20) En d’autres termes, le prolétariat ne peut se libérer en tant que classe sans briser toutes les chaînes et libérer tous les peuples opprimés. Ce point est approfondi dans la sous-section suivante.
21) Cela ne signifie bien sûr pas que les communistes doivent s’opposer à la formation d’un parti travailliste. Cela ne signifie pas non plus que les communistes doivent éviter de s’impliquer dans un tel parti lorsqu’il est formé. Cela souligne plutôt les limites idéologiques et politiques inhérentes à un tel parti sous la dictature de la bourgeoisie, et donc la nécessité d’un autre type de parti pour que le prolétariat puisse se maintenir dans un antagonisme flagrant avec la bourgeoisie.
22) « Tout mouvement dans lequel la classe ouvrière s’oppose en tant que classe aux classes dominantes et tente de les contraindre par une pression extérieure est un mouvement politique. Par exemple, la tentative, dans une usine particulière ou même dans une industrie particulière, d’imposer aux capitalistes une journée de travail plus courte par des grèves, etc., est un mouvement purement économique. En revanche, le mouvement visant à imposer une loi sur la journée de huit heures, etc., est un mouvement politique. Et c’est ainsi que, à partir des mouvements économiques distincts des travailleurs, se développe partout un mouvement politique, c’est-à-dire un mouvement de classe, dont l’objectif est de réaliser ses intérêts sous une forme générale, sous une forme possédant une force de contrainte sociale générale… Lorsque la classe ouvrière n’est pas encore suffisamment avancée dans son organisation pour mener une campagne décisive contre le pouvoir collectif, c’est-à-dire le pouvoir politique des classes dominantes, elle doit en tout cas être formée à cela par une agitation continue et une attitude hostile à l’égard de la politique des classes dominantes. » Karl Marx. https://www.marxists.org/archive/marx/works/1871/letters/71_11_23.htm
23) Cela se voit non seulement dans l’absence de luttes politiques prolétariennes aux États-Unis, mais aussi dans le fait que les luttes économiques n’impliquent pratiquement aucune section organisée de travailleurs (même au sein des syndicats) luttant ouvertement pour l’émancipation du travail par rapport au capital.
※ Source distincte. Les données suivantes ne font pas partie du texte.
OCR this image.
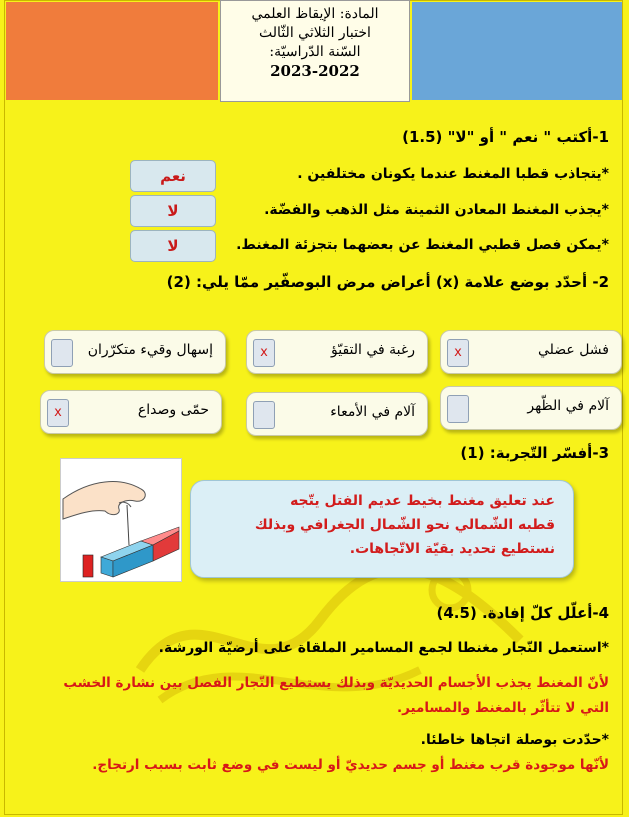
المادة: الإيقاظ العلمي
اختبار الثلاثي الثّالث
السّنة الدّراسيّة:
2023-2022
1-أكتب " نعم " أو "لا" (1.5)
نعم	*يتجاذب قطبا المغنط عندما يكونان مختلفين .
لا	*يجذب المغنط المعادن الثمينة مثل الذهب والفضّة.
لا	*يمكن فصل قطبي المغنط عن بعضهما بتجزئة المغنط.
2- أحدّد بوضع علامة (x) أعراض مرض البوصفّير ممّا يلي: (2)
فشل عضلي
x
رغبة في التقيّؤ
x
إسهال وقيء متكرّران
آلام في الظّهر
آلام في الأمعاء
حمّى وصداع
x
3-أفسّر التّجربة: (1)
عند تعليق مغنط بخيط عديم الفتل يتّجه
قطبه الشّمالي نحو الشّمال الجغرافي وبذلك
نستطيع تحديد بقيّة الاتّجاهات.
4-أعلّل كلّ إفادة. (4.5)
*استعمل النّجار مغنطا لجمع المسامير الملقاة على أرضيّة الورشة.
لأنّ المغنط يجذب الأجسام الحديديّة وبذلك يستطيع النّجار الفصل بين نشارة الخشب
التي لا تتأثّر بالمغنط والمسامير.
*حدّدت بوصلة اتجاها خاطئا.
لأنّها موجودة قرب مغنط أو جسم حديديّ أو ليست في وضع ثابت بسبب ارتجاج.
24) En ce sens, lorsque le prolétariat se constitue en classe pour elle-même, il est capable d’arracher les autres classes de la société à leur subordination idéologique et politique à la bourgeoisie. Il est donc possible de former un front uni, sous la direction du prolétariat, dans lequel les différentes classes et couches progressistes de la société ne sont plus « pour l’autre » de la bourgeoisie (et ne formulent donc plus leurs revendications progressistes en termes essentiellement bourgeois), mais sont plutôt « pour l’autre » du prolétariat. C’est là le noyau matérialiste de ce que Hegel appelle « l’unité de la répulsion et de l’attraction en général » lorsqu’il discute de ce qu’il appelle « l’Un unique », qui est un nouvel « Un » qui émerge au sein de l’ancien Un et qui est capable d’organiser le multiple autour de lui tout en repoussant (purifiant) de lui-même la détermination par l’autre-un. À condition de nous en tenir à l’axiome matérialiste selon lequel il n’y a personne qui ne se divise en deux, il est assez facile de diviser Hegel ici aussi. c.f La Science de la logique, § 358-360
25) Cela ne doit pas être compris d’une manière idéaliste subjective. Même lorsqu’il est organisé en un parti conscient de sa classe, le prolétariat ne fait pas l’histoire comme il l’entend. Comme l’a dit Charles Bettelheim : « La participation du parti révolutionnaire au mouvement de l’histoire lui permet, dans certaines circonstances bien définies, d’influencer le cours de ce mouvement en veillant à ce que les changements dont le mouvement est potentiellement porteur se produisent effectivement. C’est là le sens de l’intervention du parti révolutionnaire dans le processus historique auquel il participe, une intervention qui peut prendre diverses formes, mais qui n’est efficace (c’est-à-dire qui produit les effets escomptés) que dans la mesure où le parti révolutionnaire s’oriente correctement au milieu des contradictions et aide les masses à agir sur celles-ci grâce à une ligne suffisamment correcte, fondée sur le mouvement réel et tenant compte de ses potentialités. « Les conditions d’une intervention efficace du parti révolutionnaire dans le processus historique sont extrêmement variables, mais ce n’est que lorsqu’elles ont été appréciées que le parti joue réellement un rôle de premier plan dans le processus objectif qui détermine les changements, bien que le facteur dominant dans ce processus soit l’intervention du parti. « Le rôle dirigeant du Parti bolchevique résultait de la manière dont il s’était inséré dans le mouvement de l’histoire, de ses relations avec les forces sociales dont les actions étaient décisives, et de sa capacité à les guider sur la base d’une analyse marxiste des contradictions. Ce rôle s’est manifesté de manière frappante au moment du bouleversement révolutionnaire provoqué par les journées d’octobre 1917, mais aussi, même si cela est moins évident au premier abord, dans le travail quotidien du parti. C’est là le travail fondamental d’un parti révolutionnaire, qui consiste à aider les masses à s’organiser et à transformer, par leur propre pratique, leur conscience de leur capacité d’action, ainsi qu’à découvrir les formes que cette action doit prendre. » Charles Bettelheim, Luttes de classes en URSS, première période : 1917-1923, p. 61-62.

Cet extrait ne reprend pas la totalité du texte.